Il provvedimento è stato notificato al medico vaccinatore Vincenzo Fazio che è indagato per omicidio colposo e nelle prossime settimane sarà interrogato dal pm Giorgia Spiri alla presenza del suo legale, l’avvocato Dario Gallo.
Secondo la ricostruzione del procuratore aggiunto Ennio Petrigni e del sostituto Giorgia Spiri, che hanno affidato gli accertamenti sulla salma al medico legale Antonietta Argo, viste le condizioni fisiche della donna – era obesa – durante l’anamnesi il medico avrebbe dovuto seguire con attenzione le linee guida dell’Istituto superiore di sanità, che indicavano proprio l’obesità tra i fattori di rischio per ipotetici effetti avversi al vaccino Astrazeneca e che consigliavano di non somministrarlo in questi casi. Ed è proprio ciò che l’indagato – secondo l’accusa – avrebbe dovuto fare: non vaccinare la paziente. Peraltro non servono particolari accertamenti clinici per stabilire se una persona è in forte sovrappeso o obesa: basta guardarla.

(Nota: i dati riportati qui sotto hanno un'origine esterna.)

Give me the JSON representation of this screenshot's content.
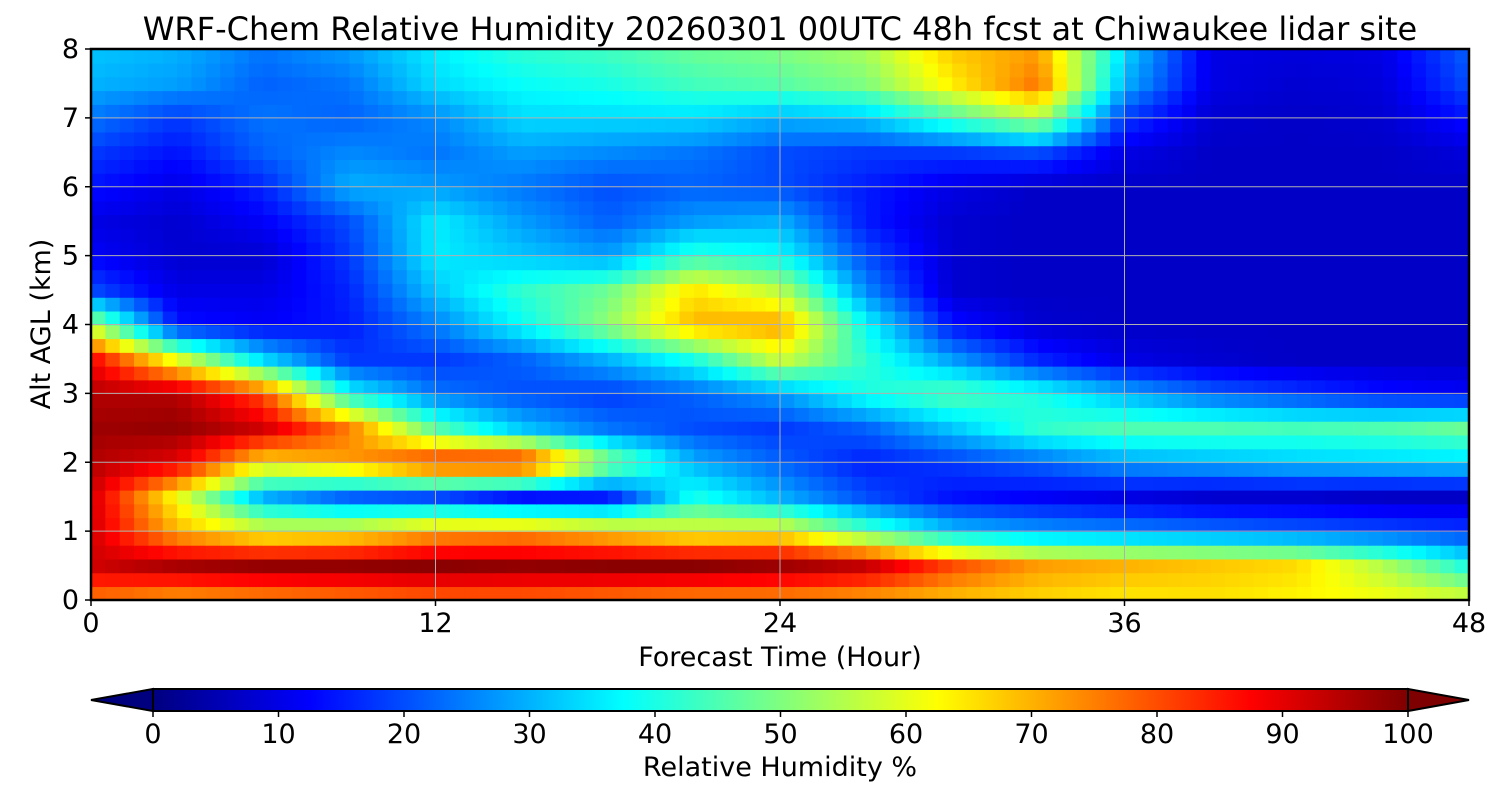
{
  "chart_data": {
    "type": "heatmap",
    "title": "WRF-Chem Relative Humidity 20260301 00UTC 48h fcst at Chiwaukee lidar site",
    "xlabel": "Forecast Time (Hour)",
    "ylabel": "Alt AGL (km)",
    "xlim": [
      0,
      48
    ],
    "ylim": [
      0,
      8
    ],
    "x_ticks": [
      "0",
      "12",
      "24",
      "36",
      "48"
    ],
    "y_ticks": [
      "0",
      "1",
      "2",
      "3",
      "4",
      "5",
      "6",
      "7",
      "8"
    ],
    "grid": true,
    "x": [
      0,
      3,
      6,
      9,
      12,
      15,
      18,
      21,
      24,
      27,
      30,
      33,
      36,
      39,
      42,
      45,
      48
    ],
    "y": [
      0.0,
      0.5,
      1.0,
      1.5,
      2.0,
      2.5,
      3.0,
      3.5,
      4.0,
      4.5,
      5.0,
      5.5,
      6.0,
      6.5,
      7.0,
      7.5,
      8.0
    ],
    "z": [
      [
        75,
        70,
        72,
        74,
        76,
        76,
        74,
        72,
        72,
        70,
        68,
        66,
        64,
        65,
        63,
        62,
        60
      ],
      [
        92,
        96,
        98,
        98,
        99,
        98,
        99,
        99,
        97,
        93,
        80,
        72,
        70,
        68,
        66,
        55,
        40
      ],
      [
        92,
        70,
        60,
        62,
        70,
        72,
        66,
        60,
        62,
        46,
        32,
        28,
        26,
        24,
        22,
        20,
        18
      ],
      [
        92,
        62,
        30,
        22,
        20,
        14,
        15,
        40,
        30,
        20,
        14,
        12,
        10,
        8,
        8,
        7,
        7
      ],
      [
        95,
        90,
        65,
        72,
        85,
        88,
        52,
        30,
        22,
        15,
        18,
        22,
        28,
        30,
        32,
        33,
        34
      ],
      [
        97,
        98,
        92,
        75,
        46,
        32,
        24,
        20,
        18,
        22,
        32,
        42,
        45,
        45,
        44,
        45,
        48
      ],
      [
        95,
        95,
        80,
        38,
        24,
        20,
        18,
        22,
        28,
        40,
        46,
        40,
        30,
        22,
        18,
        14,
        12
      ],
      [
        88,
        60,
        34,
        18,
        18,
        22,
        30,
        40,
        58,
        42,
        28,
        16,
        10,
        8,
        7,
        7,
        7
      ],
      [
        55,
        14,
        12,
        15,
        25,
        38,
        52,
        70,
        72,
        38,
        14,
        8,
        7,
        7,
        7,
        7,
        7
      ],
      [
        20,
        10,
        10,
        16,
        32,
        42,
        48,
        65,
        56,
        26,
        8,
        7,
        7,
        7,
        7,
        7,
        7
      ],
      [
        12,
        8,
        8,
        18,
        36,
        32,
        28,
        42,
        38,
        20,
        8,
        7,
        7,
        7,
        7,
        7,
        7
      ],
      [
        10,
        8,
        12,
        20,
        36,
        28,
        22,
        28,
        30,
        15,
        8,
        7,
        7,
        7,
        7,
        7,
        7
      ],
      [
        14,
        10,
        16,
        30,
        28,
        24,
        20,
        22,
        20,
        15,
        10,
        7,
        7,
        7,
        7,
        7,
        7
      ],
      [
        18,
        14,
        22,
        26,
        24,
        28,
        26,
        24,
        20,
        18,
        18,
        20,
        10,
        7,
        7,
        7,
        9
      ],
      [
        24,
        18,
        24,
        22,
        26,
        34,
        34,
        34,
        30,
        32,
        44,
        55,
        18,
        8,
        7,
        8,
        14
      ],
      [
        30,
        28,
        22,
        24,
        34,
        38,
        40,
        44,
        46,
        50,
        64,
        76,
        30,
        10,
        8,
        9,
        20
      ],
      [
        32,
        30,
        24,
        28,
        36,
        42,
        44,
        48,
        50,
        54,
        68,
        72,
        34,
        10,
        9,
        10,
        22
      ]
    ],
    "colorbar": {
      "label": "Relative Humidity %",
      "min": 0,
      "max": 100,
      "ticks": [
        "0",
        "10",
        "20",
        "30",
        "40",
        "50",
        "60",
        "70",
        "80",
        "90",
        "100"
      ],
      "extend": "both",
      "colormap": "jet",
      "colors": [
        "#00007f",
        "#0000ff",
        "#007fff",
        "#00ffff",
        "#7fff7f",
        "#ffff00",
        "#ff7f00",
        "#ff0000",
        "#7f0000"
      ]
    }
  }
}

La professoressa si era quindi riprenotata ed era tornata all’hub quattro giorni dopo, l’11 marzo. In quel caso, Fazio le avrebbe fatto invece il vaccino senza alcun problema. Oltre tutto erano stati proprio i parenti della vittima a sottolineare “le sue perfette condizioni di salute” prima della vaccinazione. Il giorno stesso della somministrazione la donna non avrebbe avuto alcun problema, tanto che era andata al Don Bosco dove aveva fatto lezione per due ore. Il giorno successivo, invece, avrebbe avuto un po’ di febbre (37,5/38), sparita rapidamente con un po’ di Tachipirina. Per la settimana successiva la docente sarebbe stata benissimo. Fino al 21 marzo, quando avrebbe iniziato ad avere dei dolori addominali e avrebbe anche vomitato, senza associare questa reazione al vaccino, visto che ormai erano passati parecchi giorni. Avrebbe preso un farmaco, ma i problemi non si sarebbero risolti.

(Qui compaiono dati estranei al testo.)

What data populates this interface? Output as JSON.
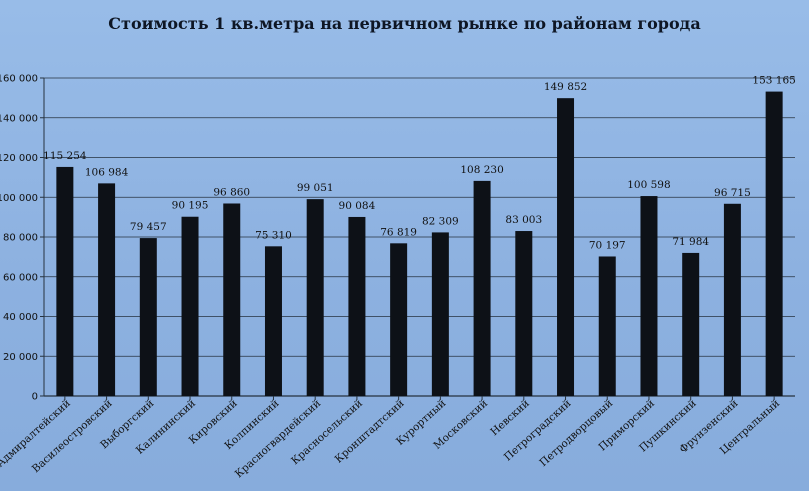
{
  "chart_data": {
    "type": "bar",
    "title": "Стоимость 1 кв.метра на первичном  рынке по районам  города",
    "xlabel": "",
    "ylabel": "",
    "ylim": [
      0,
      160000
    ],
    "yticks": [
      0,
      20000,
      40000,
      60000,
      80000,
      100000,
      120000,
      140000,
      160000
    ],
    "ytick_labels": [
      "0",
      "20 000",
      "40 000",
      "60 000",
      "80 000",
      "100 000",
      "120 000",
      "140 000",
      "160 000"
    ],
    "grid": true,
    "legend": "none",
    "categories": [
      "Адмиралтейский",
      "Василеостровский",
      "Выборгский",
      "Калининский",
      "Кировский",
      "Колпинский",
      "Красногвардейский",
      "Красносельский",
      "Кронштадтский",
      "Курортный",
      "Московский",
      "Невский",
      "Петроградский",
      "Петродворцовый",
      "Приморский",
      "Пушкинский",
      "Фрунзенский",
      "Центральный"
    ],
    "values": [
      115254,
      106984,
      79457,
      90195,
      96860,
      75310,
      99051,
      90084,
      76819,
      82309,
      108230,
      83003,
      149852,
      70197,
      100598,
      71984,
      96715,
      153165
    ],
    "value_labels": [
      "115 254",
      "106 984",
      "79 457",
      "90 195",
      "96 860",
      "75 310",
      "99 051",
      "90 084",
      "76 819",
      "82 309",
      "108 230",
      "83 003",
      "149 852",
      "70 197",
      "100 598",
      "71 984",
      "96 715",
      "153 165"
    ],
    "colors": {
      "bar": "#0d1117",
      "grid": "#26323f",
      "background": "#8fb4e2"
    }
  }
}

A quel punto Cinzia Pennino avrebbe contattato una sua amica in servizio al Buccheri La Ferla per capire cosa fare e dopo poco si era presentata al pronto soccorso della struttura sanitaria. Con una Tac sarebbe “emersa una trombosi addominale in atto”, sostengono i legali della famiglia. Da qui la decisione di trasferire la paziente all’Ematologia del Policlinico, dove avrebbe ricevuto altre cura. Infine il ricovero in Chirurgia d’urgenza e poi l’intubazione in terapia intensiva fino alla morte.

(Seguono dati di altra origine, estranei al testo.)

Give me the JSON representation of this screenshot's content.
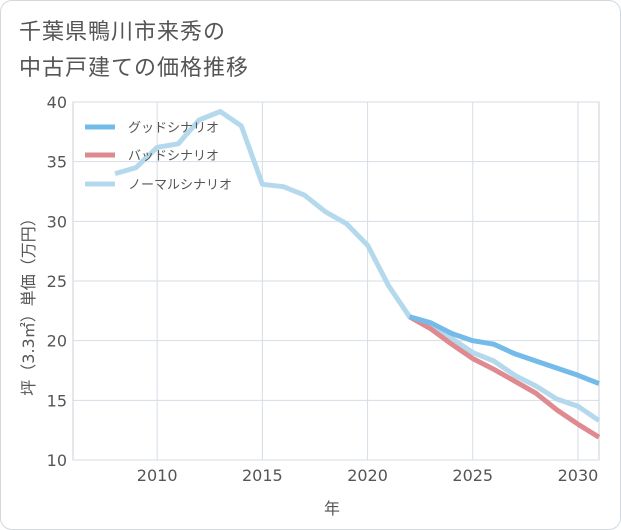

Sin dall’inizio l’inchiesta si è concentrata sulle cure e l’assistenza che la vittima ha ricevuto sia al momento della vaccinazione che dopo e, con l’esito dell’autopsia, la Procura ritiene evidentemente che qualcosa sia andato storto nella prima fase. Che con un’accurata anamnesi, forse, Cinzia Pennino avrebbe potuto salvarsi. L’indagato, che è assistito dall’avvocato Dario Gallo, ha ricevuto l’avviso di garanzia ieri sera e nei prossimi giorni sarà interrogato dai pm. Il legale rimarca che “noi per primi abbiamo interesse a che questa vicenda venga risolta e siamo a completa disposizione della magistratura per accertare la verità”.